JC Penney doesn't give a time frame for price adjustment; it merely says the ad from the competitor must still be valid. Company representatives told us it's ultimately up to the manager's discretion. Other retailers, such as Home Depot, match prices only at the time of purchase, although their policies don't explicitly say so, as an NBC News/Today Money post points out. Lowe's, the other home improvement store we researched, has a generous 30-day window for appliances.
Of course, shoppers can always return and rebuy an item, but it's best not to make a habit of doing so. Many stores track returns, and if you've made too many, you may be denied or temporarily banned from making a return or exchange. The Hartford Courant tells the story of one Best Buy customer who was told he would be allowed no returns or exchanges for 90 days. It turned out Best Buy had used his driver's license to monitor his return/exchange behavior via a California-based company called The Retail Equation. Although it's intended to keep consumers from abusing store policies, it appears to have disrupted the lives of honest shoppers as well. The customer from the Courant column told the paper that several of his returns came after Christmas and he had receipts for all of them. Although the company does not publicize which stores use its system, other reports indicate that Home Depot is also among the retailers that have signed up for the service.

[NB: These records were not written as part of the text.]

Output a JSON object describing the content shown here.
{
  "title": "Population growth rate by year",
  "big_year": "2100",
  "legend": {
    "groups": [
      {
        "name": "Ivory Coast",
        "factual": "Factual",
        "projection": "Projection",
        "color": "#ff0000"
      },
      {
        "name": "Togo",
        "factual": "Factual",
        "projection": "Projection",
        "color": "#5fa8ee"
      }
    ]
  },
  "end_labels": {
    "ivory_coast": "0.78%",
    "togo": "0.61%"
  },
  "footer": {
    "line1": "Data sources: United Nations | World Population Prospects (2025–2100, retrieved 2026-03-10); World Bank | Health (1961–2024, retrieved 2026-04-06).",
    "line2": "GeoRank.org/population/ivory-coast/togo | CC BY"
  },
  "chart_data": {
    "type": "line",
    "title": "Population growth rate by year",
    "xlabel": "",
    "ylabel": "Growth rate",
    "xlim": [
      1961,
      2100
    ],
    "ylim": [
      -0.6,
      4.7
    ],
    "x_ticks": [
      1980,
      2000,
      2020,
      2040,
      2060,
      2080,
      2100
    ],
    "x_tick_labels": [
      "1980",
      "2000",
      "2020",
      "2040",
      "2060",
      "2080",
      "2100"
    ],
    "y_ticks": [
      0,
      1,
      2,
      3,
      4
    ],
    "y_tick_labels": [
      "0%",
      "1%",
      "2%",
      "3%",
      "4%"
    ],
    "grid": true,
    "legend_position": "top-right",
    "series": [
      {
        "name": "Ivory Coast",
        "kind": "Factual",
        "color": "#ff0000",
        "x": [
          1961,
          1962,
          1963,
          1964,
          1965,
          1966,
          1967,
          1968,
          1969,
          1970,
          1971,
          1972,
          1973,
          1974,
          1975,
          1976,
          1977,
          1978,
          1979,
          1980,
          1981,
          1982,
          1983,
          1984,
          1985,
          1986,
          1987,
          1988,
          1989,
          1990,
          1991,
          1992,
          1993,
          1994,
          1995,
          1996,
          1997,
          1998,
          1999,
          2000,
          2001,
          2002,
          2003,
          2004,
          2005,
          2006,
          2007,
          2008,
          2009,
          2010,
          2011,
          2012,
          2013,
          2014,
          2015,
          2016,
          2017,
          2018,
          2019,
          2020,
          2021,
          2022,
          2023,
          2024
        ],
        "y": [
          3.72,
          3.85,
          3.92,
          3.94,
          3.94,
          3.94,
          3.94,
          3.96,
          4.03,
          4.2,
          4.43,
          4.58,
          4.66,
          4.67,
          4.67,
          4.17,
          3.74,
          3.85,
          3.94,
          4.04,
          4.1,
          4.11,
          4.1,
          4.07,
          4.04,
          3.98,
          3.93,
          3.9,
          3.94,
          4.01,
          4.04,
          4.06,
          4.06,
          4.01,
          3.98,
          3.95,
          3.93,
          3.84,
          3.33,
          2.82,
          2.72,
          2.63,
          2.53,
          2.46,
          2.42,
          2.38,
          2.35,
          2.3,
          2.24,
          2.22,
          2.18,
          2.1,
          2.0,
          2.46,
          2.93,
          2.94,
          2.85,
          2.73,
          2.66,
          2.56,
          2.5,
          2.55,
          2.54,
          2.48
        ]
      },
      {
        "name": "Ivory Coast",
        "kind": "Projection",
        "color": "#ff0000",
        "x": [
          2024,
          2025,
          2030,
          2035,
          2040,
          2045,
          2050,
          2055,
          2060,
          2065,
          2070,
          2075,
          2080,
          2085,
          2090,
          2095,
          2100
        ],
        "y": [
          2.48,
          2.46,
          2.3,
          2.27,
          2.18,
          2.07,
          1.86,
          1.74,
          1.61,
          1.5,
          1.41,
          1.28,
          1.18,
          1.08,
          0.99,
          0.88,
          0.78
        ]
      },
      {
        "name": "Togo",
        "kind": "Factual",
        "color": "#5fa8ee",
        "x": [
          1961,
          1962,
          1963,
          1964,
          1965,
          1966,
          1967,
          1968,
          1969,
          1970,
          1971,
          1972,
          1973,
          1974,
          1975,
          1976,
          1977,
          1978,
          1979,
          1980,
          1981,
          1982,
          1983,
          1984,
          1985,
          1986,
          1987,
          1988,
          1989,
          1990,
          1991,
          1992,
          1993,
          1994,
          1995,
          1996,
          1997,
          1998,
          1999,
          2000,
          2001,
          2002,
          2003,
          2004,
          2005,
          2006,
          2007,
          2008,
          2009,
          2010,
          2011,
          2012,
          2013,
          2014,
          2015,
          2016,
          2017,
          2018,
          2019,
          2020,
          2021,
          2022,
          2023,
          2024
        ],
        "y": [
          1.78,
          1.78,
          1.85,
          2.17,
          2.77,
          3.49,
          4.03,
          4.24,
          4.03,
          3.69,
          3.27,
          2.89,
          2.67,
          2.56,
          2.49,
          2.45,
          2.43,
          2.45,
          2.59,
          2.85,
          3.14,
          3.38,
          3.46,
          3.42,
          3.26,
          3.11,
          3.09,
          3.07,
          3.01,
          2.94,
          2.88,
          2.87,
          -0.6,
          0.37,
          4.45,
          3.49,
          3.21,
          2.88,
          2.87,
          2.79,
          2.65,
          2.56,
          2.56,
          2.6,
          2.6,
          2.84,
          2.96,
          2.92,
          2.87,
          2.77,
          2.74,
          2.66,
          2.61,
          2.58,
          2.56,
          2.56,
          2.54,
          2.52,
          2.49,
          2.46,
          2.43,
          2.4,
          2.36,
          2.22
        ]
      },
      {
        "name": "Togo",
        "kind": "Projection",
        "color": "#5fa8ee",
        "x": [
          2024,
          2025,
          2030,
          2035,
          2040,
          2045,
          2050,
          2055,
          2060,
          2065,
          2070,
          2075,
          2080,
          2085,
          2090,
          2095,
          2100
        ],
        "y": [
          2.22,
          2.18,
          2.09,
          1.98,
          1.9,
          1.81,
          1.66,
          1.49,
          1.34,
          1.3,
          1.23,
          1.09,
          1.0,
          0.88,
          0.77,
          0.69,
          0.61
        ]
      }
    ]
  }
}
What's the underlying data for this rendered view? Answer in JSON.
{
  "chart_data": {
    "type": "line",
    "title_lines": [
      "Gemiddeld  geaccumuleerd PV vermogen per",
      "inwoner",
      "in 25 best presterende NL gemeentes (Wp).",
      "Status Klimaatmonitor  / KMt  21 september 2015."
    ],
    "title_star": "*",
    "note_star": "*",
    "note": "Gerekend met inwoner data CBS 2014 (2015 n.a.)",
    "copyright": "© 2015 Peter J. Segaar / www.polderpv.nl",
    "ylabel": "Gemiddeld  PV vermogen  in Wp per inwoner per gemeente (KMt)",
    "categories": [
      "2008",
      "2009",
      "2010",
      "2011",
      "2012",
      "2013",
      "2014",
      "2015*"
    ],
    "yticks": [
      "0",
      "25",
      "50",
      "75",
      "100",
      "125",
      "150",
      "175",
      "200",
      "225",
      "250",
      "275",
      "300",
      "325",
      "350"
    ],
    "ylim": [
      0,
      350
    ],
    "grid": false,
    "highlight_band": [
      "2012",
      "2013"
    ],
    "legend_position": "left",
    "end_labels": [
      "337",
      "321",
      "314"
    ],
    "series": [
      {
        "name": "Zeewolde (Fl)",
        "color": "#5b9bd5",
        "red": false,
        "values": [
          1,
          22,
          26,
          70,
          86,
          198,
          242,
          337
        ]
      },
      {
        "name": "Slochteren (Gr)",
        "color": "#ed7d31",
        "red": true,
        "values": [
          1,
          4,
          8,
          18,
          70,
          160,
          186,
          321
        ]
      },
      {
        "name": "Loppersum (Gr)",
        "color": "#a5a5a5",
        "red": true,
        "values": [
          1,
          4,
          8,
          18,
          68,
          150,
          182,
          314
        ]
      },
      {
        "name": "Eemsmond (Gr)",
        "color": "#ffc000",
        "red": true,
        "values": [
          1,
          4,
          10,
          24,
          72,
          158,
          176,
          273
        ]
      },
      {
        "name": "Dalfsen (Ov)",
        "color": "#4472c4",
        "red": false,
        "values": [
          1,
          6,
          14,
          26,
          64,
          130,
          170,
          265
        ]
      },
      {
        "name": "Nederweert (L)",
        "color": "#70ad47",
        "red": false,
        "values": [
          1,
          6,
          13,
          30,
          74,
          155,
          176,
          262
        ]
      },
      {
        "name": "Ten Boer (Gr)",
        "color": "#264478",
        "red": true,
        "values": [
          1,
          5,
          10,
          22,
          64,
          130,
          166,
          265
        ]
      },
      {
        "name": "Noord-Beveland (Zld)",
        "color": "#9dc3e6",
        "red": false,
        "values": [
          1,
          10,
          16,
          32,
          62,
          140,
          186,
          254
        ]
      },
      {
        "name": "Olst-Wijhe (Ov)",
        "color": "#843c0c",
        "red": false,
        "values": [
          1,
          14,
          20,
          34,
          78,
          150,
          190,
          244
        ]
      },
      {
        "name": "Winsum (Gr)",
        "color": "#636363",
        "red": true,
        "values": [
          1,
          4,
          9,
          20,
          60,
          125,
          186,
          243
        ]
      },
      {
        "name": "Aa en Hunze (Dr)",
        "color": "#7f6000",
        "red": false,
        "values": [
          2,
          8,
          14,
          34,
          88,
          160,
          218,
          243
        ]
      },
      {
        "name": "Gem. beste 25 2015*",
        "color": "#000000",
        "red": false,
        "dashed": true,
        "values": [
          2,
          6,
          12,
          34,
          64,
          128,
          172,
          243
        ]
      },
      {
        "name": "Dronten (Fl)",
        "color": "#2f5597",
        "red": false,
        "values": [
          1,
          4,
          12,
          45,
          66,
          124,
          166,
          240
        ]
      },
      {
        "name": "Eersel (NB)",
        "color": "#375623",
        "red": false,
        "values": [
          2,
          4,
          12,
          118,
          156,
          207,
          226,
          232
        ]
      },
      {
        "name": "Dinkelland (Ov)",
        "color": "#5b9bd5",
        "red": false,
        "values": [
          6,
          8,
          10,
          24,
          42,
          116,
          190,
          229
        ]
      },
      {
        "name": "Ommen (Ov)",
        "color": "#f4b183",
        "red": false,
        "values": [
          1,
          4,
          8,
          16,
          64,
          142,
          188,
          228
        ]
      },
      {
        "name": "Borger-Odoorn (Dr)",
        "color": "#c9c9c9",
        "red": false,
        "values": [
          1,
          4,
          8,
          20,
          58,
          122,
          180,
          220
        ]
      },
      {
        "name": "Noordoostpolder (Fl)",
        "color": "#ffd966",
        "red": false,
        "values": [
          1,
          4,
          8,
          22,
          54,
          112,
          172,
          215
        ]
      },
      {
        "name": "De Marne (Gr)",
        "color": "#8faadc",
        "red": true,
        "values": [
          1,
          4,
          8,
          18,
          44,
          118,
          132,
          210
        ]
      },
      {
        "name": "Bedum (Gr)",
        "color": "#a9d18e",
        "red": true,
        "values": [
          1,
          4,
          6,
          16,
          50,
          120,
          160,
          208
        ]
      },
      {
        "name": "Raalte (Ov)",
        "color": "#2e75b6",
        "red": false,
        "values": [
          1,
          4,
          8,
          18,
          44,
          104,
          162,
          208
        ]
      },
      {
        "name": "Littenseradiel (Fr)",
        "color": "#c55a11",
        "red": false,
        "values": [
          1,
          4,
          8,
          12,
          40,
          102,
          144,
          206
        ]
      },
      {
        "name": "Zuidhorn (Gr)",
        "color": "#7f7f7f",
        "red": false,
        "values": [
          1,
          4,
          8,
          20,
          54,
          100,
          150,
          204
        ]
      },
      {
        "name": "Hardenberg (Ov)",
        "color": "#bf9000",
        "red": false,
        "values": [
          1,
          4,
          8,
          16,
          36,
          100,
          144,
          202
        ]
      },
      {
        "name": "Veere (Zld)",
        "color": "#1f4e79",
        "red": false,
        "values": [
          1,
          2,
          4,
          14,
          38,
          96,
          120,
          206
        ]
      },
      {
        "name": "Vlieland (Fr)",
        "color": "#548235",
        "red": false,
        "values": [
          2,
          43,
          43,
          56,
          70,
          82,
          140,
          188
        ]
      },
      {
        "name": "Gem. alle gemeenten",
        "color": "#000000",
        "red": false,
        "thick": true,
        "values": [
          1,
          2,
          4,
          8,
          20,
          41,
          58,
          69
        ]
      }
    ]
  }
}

A post on Slickdeals suggests that the system's connection to price matching may go beyond returning and rebuying. After being denied a return at Best Buy, the poster requested a report from The Retail Equation to see what kind of activity may have raised a red flag. The list included six transactions, four of which were price matches.
After a bit of back-and-forth, The Retail Equation told us that price matches typically aren't counted as returns, but retailers can choose to incorporate such transactions into their data, and some point-of-sale systems don't distinguish among price matches, returns, and exchanges. The good news is that Best Buy doesn't require identification for price matching during the initial purchase, so it doesn't seem to be tracking that, at least. If you are asked for ID, it may be wise to decline if you can. The Retail Equation also told us it doesn't share customer data among stores. Therefore, activity at Home Depot shouldn't get a shopper suspended from making returns at Best Buy, for example.
Familiarizing yourself with the various retailers' policies and practices can keep you from getting into a sticky situation. As we've seen, though, decisions are often made at the store level. Going in with a friendly approach, the requisite documentation, and a bit of optimism should make it easier to get stores to grant your requests.